S'agissant du budget qui nous occupe aujourd'hui, j'ai en revanche quelques raisons d'être plus critique.
Pour cette année, la LOLF ne nous facilite pas les comparaisons. Mais, dans l'avenir, cette Constitution financière qui amorce la réforme de l'État nous permettra, je l'espère, de mieux suivre les budgets et leur application.
Le choix a été fait de rattacher le tourisme à l'une des huit missions interministérielles que comporte, dans sa nouvelle présentation, le budget de l'État : la mission « Politique des territoires ». Ce choix peut, sans doute, se justifier.
En effet, l'aménagement du territoire est l'un des objectifs de la politique du tourisme et l'attractivité touristique influence de toute façon les choix d'installation et d'investissements des acteurs, aussi bien privés que publics. Mais ce choix d'affectation aurait mérité d'être discuté.
L'aménagement du territoire n'est qu'un des volets de la politique touristique.

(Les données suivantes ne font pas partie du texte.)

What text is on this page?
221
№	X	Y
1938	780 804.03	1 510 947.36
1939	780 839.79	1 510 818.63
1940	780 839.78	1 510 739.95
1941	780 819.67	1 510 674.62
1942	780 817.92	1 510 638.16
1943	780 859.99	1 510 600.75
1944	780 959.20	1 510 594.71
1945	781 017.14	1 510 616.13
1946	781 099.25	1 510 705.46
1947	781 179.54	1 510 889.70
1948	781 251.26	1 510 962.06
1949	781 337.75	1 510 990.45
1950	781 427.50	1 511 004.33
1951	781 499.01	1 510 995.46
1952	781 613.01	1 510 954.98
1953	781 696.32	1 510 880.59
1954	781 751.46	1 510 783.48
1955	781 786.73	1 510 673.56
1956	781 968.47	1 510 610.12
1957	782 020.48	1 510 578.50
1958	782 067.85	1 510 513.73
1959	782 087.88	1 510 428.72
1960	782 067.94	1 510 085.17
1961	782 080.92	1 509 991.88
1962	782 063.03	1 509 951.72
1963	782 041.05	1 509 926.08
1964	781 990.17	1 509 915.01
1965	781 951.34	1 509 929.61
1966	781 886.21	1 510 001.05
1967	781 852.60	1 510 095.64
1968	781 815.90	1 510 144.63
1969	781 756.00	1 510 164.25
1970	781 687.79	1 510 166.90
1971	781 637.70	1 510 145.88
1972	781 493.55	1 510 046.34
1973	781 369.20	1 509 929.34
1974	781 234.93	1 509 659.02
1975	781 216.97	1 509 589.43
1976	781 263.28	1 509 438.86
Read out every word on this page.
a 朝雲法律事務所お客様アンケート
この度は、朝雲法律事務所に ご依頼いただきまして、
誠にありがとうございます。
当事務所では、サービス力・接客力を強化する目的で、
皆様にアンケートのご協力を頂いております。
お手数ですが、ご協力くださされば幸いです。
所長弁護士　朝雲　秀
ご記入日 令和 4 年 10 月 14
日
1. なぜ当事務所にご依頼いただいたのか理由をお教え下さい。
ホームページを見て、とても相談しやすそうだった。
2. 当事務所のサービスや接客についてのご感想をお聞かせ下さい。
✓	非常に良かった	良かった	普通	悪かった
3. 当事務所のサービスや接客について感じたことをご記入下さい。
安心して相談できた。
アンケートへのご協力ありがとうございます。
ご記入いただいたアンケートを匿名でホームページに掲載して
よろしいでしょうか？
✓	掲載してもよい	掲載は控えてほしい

Le tourisme est d'abord un enjeu économique de tout premier plan ; je ne vous rappellerai pas les chiffres dans le temps qui m'est imparti, vous les connaissez. C'est également un enjeu social considérable.
Parmi les indicateurs qui structurent le programme « Tourisme », aucun n'évoque l'aménagement du territoire ! Bref, au moins en matière de tourisme, le titre « Politique des territoires » ne dégage pas une vision claire de la politique d'aménagement du territoire, comme l'a très bien souligné ma collègue Marie-Françoise Pérol-Dumont, lors du débat à l'Assemblée nationale.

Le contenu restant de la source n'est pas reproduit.